I actually intended to add this post to old article about the same title. However, I don't want to make an article too long. Regarding to this principle, there are so many things to learn. Because software design is almost about managing changes. You will see this one as the test at many interviews. The interviewers will give you a small challenge. Yes! pretty easy to solve. Because they just want to see how good you apply this principle. The first requirement might be simple. But be careful. Any time you write code, you need to think that it will never change. We don't write code to change but we write code to extend later. We make a room for changes. 

I won't tell you anythings new. Because the principle is so clear: Closing the change and Open for extending. However, in order to take advantage of it we need samples and practices. Let me show you how rails, especially ActiveJob implemented this one. 

ActiveJob 

At first glance, when I look at "perform" method which we need to implement every time we create a new job class. I wondered why we implement instance method but we involve it like class method? Simply like this.

module ImagesJob
  class DeleteImage < ApplicationJob
    queue_as :default

    def perform(local_images)
      local_images.each do |local_image|
        File.delete(local_image) if File.exists?(local_image)
      end
    end
  end
end

Obviously, perform method here is instance method. But how do we involve?

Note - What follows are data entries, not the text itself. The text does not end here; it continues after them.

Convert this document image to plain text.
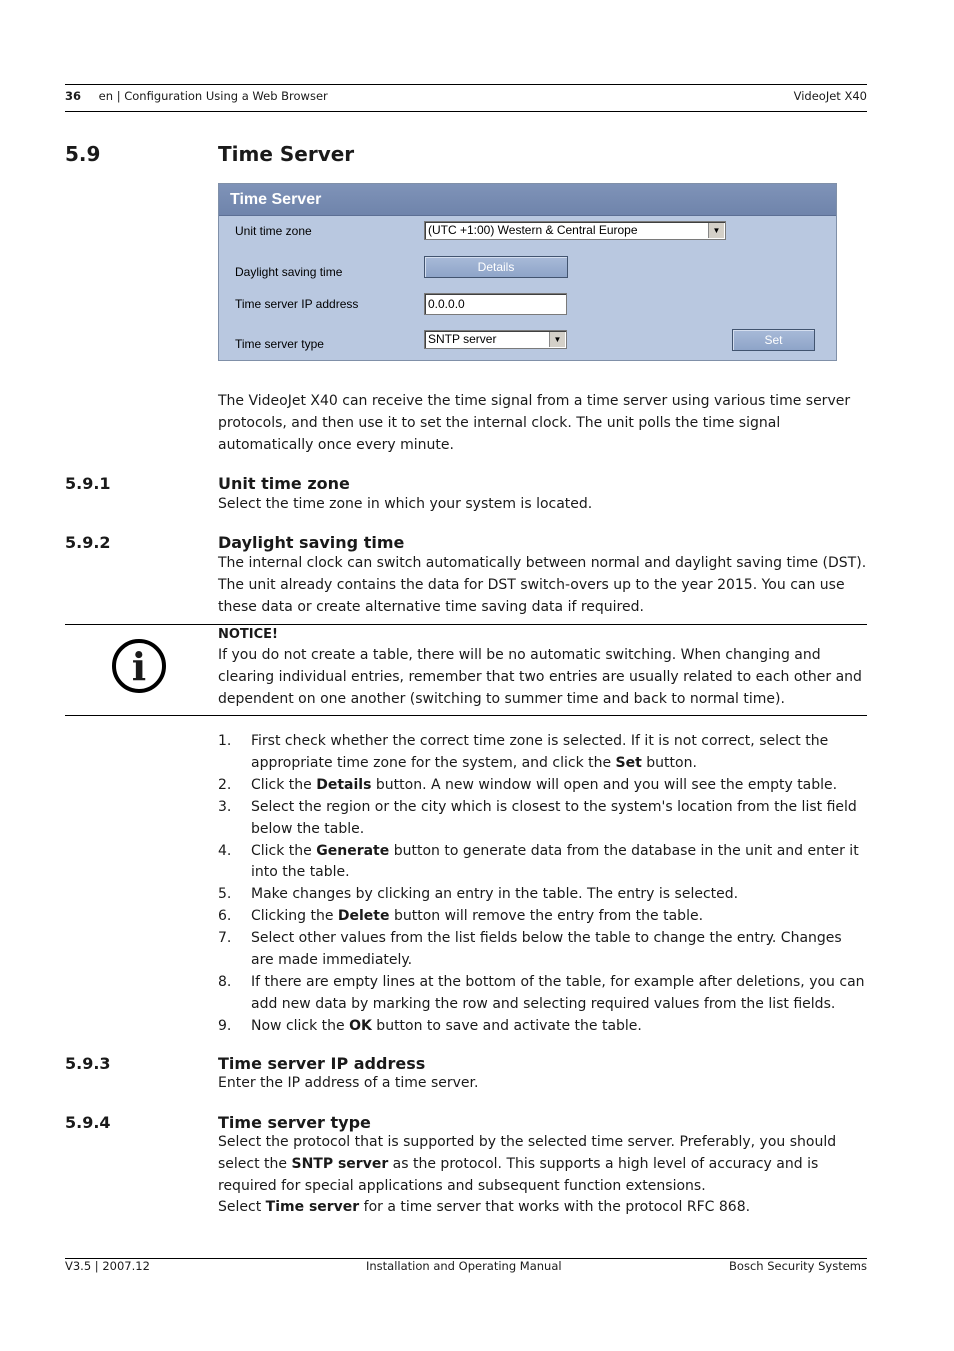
36 en | Configuration Using a Web Browser	VideoJet X40
5.9	Time Server
Time Server
Unit time zone	(UTC +1:00) Western & Central Europe	▼
Daylight saving time	Details
Time server IP address	0.0.0.0
Time server type	SNTP server	▼	Set
The VideoJet X40 can receive the time signal from a time server using various time server protocols, and then use it to set the internal clock. The unit polls the time signal automatically once every minute.
5.9.1	Unit time zone
Select the time zone in which your system is located.
5.9.2	Daylight saving time
The internal clock can switch automatically between normal and daylight saving time (DST). The unit already contains the data for DST switch-overs up to the year 2015. You can use these data or create alternative time saving data if required.
i
NOTICE!
If you do not create a table, there will be no automatic switching. When changing and clearing individual entries, remember that two entries are usually related to each other and dependent on one another (switching to summer time and back to normal time).
1. First check whether the correct time zone is selected. If it is not correct, select the appropriate time zone for the system, and click the Set button.
2. Click the Details button. A new window will open and you will see the empty table.
3. Select the region or the city which is closest to the system's location from the list field below the table.
4. Click the Generate button to generate data from the database in the unit and enter it into the table.
5. Make changes by clicking an entry in the table. The entry is selected.
6. Clicking the Delete button will remove the entry from the table.
7. Select other values from the list fields below the table to change the entry. Changes are made immediately.
8. If there are empty lines at the bottom of the table, for example after deletions, you can add new data by marking the row and selecting required values from the list fields.
9. Now click the OK button to save and activate the table.
5.9.3	Time server IP address
Enter the IP address of a time server.
5.9.4	Time server type
Select the protocol that is supported by the selected time server. Preferably, you should select the SNTP server as the protocol. This supports a high level of accuracy and is required for special applications and subsequent function extensions.
Select Time server for a time server that works with the protocol RFC 868.
V3.5 | 2007.12	Installation and Operating Manual	Bosch Security Systems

DeleteImage.perform_later(images)

Where does perform_later method come from? This is how it works in rails. Job class which includes Enqueuing module will involve "new" method to create an instance inside class method "perform_later". We still involve "new" for creating instance but this instance method is hidden in class method. So that we have two options. We can put its instance as a parameter or we delegate job_or_instantiate method to instantiate.

module Enqueuing
    extend ActiveSupport::Concern

    # Includes the +perform_later+ method for job initialization.
    module ClassMethods
      # Push a job onto the queue. The arguments must be legal JSON types
      # (string, int, float, nil, true, false, hash or array) or
      # GlobalID::Identification instances. Arbitrary Ruby objects
      # are not supported.
      #
      # Returns an instance of the job class queued with arguments available in
      # Job#arguments.
      def perform_later(*args)
        job_or_instantiate(*args).enqueue
      end

      private
        def job_or_instantiate(*args) # :doc:
          args.first.is_a?(self) ? args.first : new(*args)
        end
    end
end

This module is included in Base class. 

class Base
    include Enqueuing
end

This is how we learn from above code. We don't use its instance as argument option. We put `self.new` directly in perform_later method.

class ActiveJob
	module ClassMethods
		def perform_later(args = {})
			self.new.perform(args)
		end
	end
	def perform(*)
		raise NotImplementedError
	end
	extend ClassMethos
end

class MyJob < ActiveJob
	def perform(name)
		puts name
	end
end

MyJob.perform_later("Will")
# output: Will

ActionMailer

Using method_missing hook method to involve instance method of subclass. We have to use this hook. Because inherited hook can't recognise the subclass's public methods. It's because the order of involving. Below is my code to simulate how ActionMailer works.

class Mailer
   def self.inherited(subclass)
      subclass.class_eval do 
         def self.method_missing(name, *args)
	        methods = self.public_instance_methods - Object.methods
	        if methods.include?(name)
	           self.new.send(name)
	        else
	           raise "Not found #{name} with #{args}"
	        end
         end
      end
   end
end

class MyMail < Mailer
   def extra_method____________________________________________
      puts "Im new dude"
   end
end

MyMail.extra_method____________________________________________
# output: Im new dude

In fact, ruby on rails uses a lot of hooks methods. Understanding hook methods will help us gain more insights of rails.